After dutifully following Taleb on Twitter (still waiting for my #FollowBack, alas…), I see him retweet a Wired article which describes ongoing adaptive therapy trials at Moffitt, noting that adaptive cancer therapy follows the pattern of anti-fragile systems. Adaptive therapy has the potential to shift the current paradigm of cancer treatment. Although it’s gaining increased interest, it’s intriguing to see how quickly Taleb picked up on the concept, adding his hearty “it makes sense to me!” (of course, I paraphrase..)

So naturally I downloaded Taleb's anti-fragility preprint and I will explain the concept of anti-fragility below, and speculate how it may relate to adaptive cancer therapy. Let’s begin.

## Random dosing strategies

Below, we have patient tumor volume response, $$v(t)$$, (left) to two dosing strategies (right).
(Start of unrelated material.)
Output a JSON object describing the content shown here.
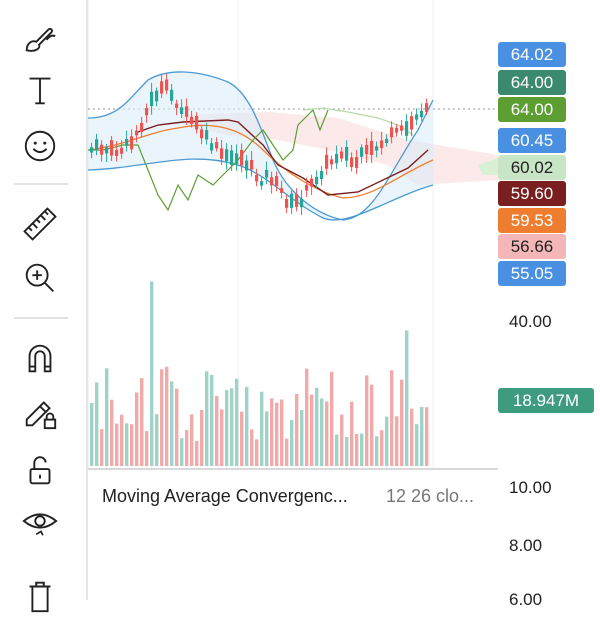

Rather than a pre-planned prescribed schedule we will draw random numbers subject to a probability distribution function, which gives us the probability of selecting a given dose, x: $$P(x)$$.
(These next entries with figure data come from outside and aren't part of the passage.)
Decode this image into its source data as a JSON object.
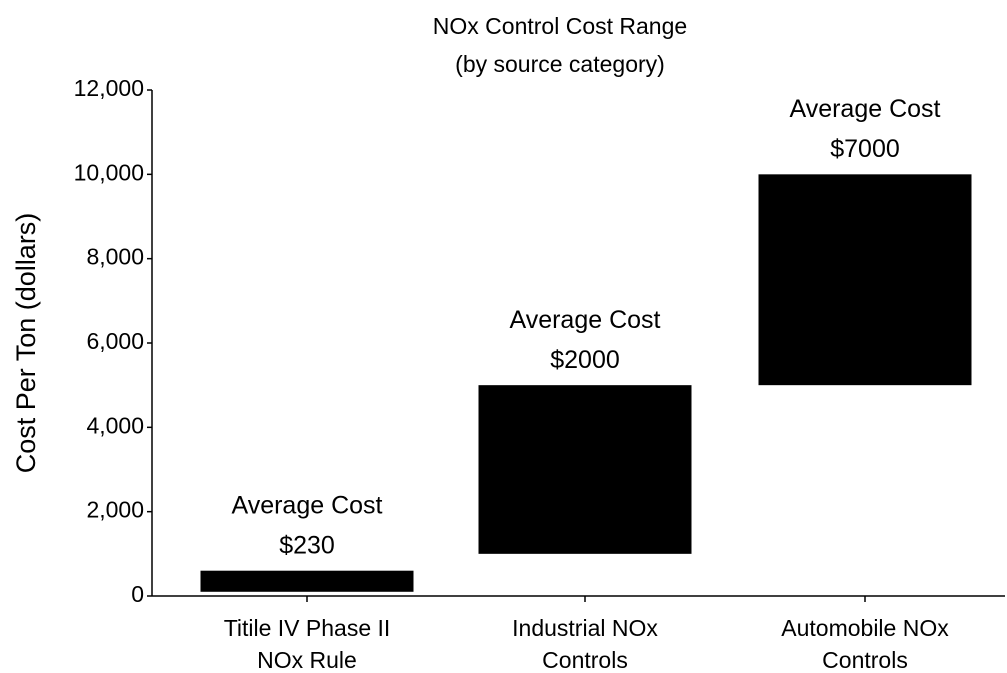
{
  "chart_data": {
    "type": "floating-bar",
    "title": "NOx Control Cost Range",
    "subtitle": "(by source category)",
    "y_label": "Cost Per Ton (dollars)",
    "categories": [
      [
        "Titile IV Phase II",
        "NOx Rule"
      ],
      [
        "Industrial NOx",
        "Controls"
      ],
      [
        "Automobile NOx",
        "Controls"
      ]
    ],
    "low": [
      100,
      1000,
      5000
    ],
    "high": [
      600,
      5000,
      10000
    ],
    "annotations": [
      [
        "Average Cost",
        "$230"
      ],
      [
        "Average Cost",
        "$2000"
      ],
      [
        "Average Cost",
        "$7000"
      ]
    ],
    "color": "#000000",
    "ylim": [
      0,
      12000
    ],
    "yticks": [
      0,
      {
        "value": 2000,
        "label": "2,000"
      },
      {
        "value": 4000,
        "label": "4,000"
      },
      {
        "value": 6000,
        "label": "6,000"
      },
      {
        "value": 8000,
        "label": "8,000"
      },
      {
        "value": 10000,
        "label": "10,000"
      },
      {
        "value": 12000,
        "label": "12,000"
      }
    ]
  }
}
The red dosing strategy is a narrow distribution $$(\mu = 0.7; \sigma = 0.01)$$. This results in a slow, but steady decline in tumor growth. Increasing the variance $$(\mu = 0.7; \sigma = 0.2)$$ leads to an overall improved outcome at the end of 20 months, but short term tumor growth (e.g., see t = 4). With identical cumulative dose delivered over time, an improved response is shown for the $$P(x)$$ with increased variance. Here, the system can be called “anti-fragile” because benefit is derived from increased disorder.

But let’s turn to some mathematical underpinnings of this anti-fragility concept. We can predict how variance in dosing affects tumor response by observing the curvature of dose response curves.
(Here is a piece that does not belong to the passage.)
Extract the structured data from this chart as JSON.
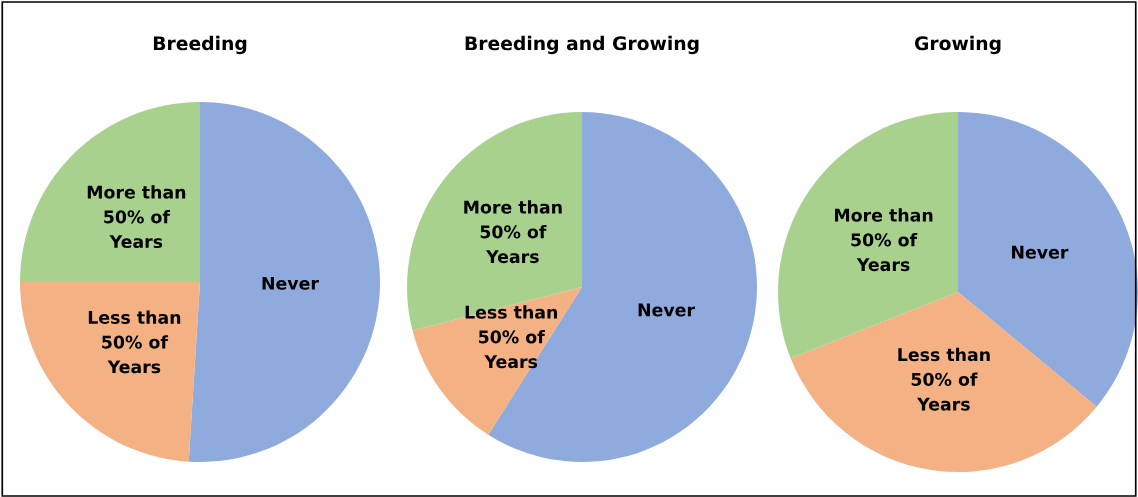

But first, let's consider a single cycle of therapy, below. Red shows the baseline: constant dose with zero variance in dose over time. Compare this to identical cumulative dose with increased variance (green). Here is the key idea: we can use a constant dose as a baseline to compare dosing strategies with increased variance.

## Convexity & anti-fragile tumors

Let $$S(x)$$ represent a dose response function that governs tumor response where $$S(x) = v(t=0) – v(t = T)$$. In this way, increased $$S(x)$$ represents more tumor kill. We want to compare response for a constant dose $$(x^*)$$ to a dosing schedule which half time a little less $$(x^* - \Delta x)$$ and half time a little more $$(x^* + \Delta x)$$. It can be shown that the second schedule (with higher dose variance) outperforms the constant dose if the curvature is positive.

This strikes me as a useful concept for 3 reasons:
1. Anti-fragility allows us to determine if there an exists an improved schedule relative to the baseline of constant dose (holding cumulative dose constant).
2. In general, sigmoidal dose-response curves should be expected to have convex AND concave regions. Sigmoidal dose-response curves are ubiquitous in medicine.
3. It transforms complex dose response into regions of binary values: benefit or harm.

The first point is a practical one: it is likely easier to state whether an improved schedule exists (compared to baseline) than to determine the exact patient-specific optimal scenario. The second point proves the utility of this idea in cancer care: the curvature of cancer drug dose response should generally be mathematically “interesting.” The last point is also practical: dimensionality reduction.

My hope is that it should not be too difficult to extend this analysis to compare dosing strategies with varied cumulative dose. In other words, if the curvature of $$S(x)$$ is convex, can we increase variance and decrease dose to come out even? We also need to extend such analyses to include the effect of resistance... but that's for another blog post!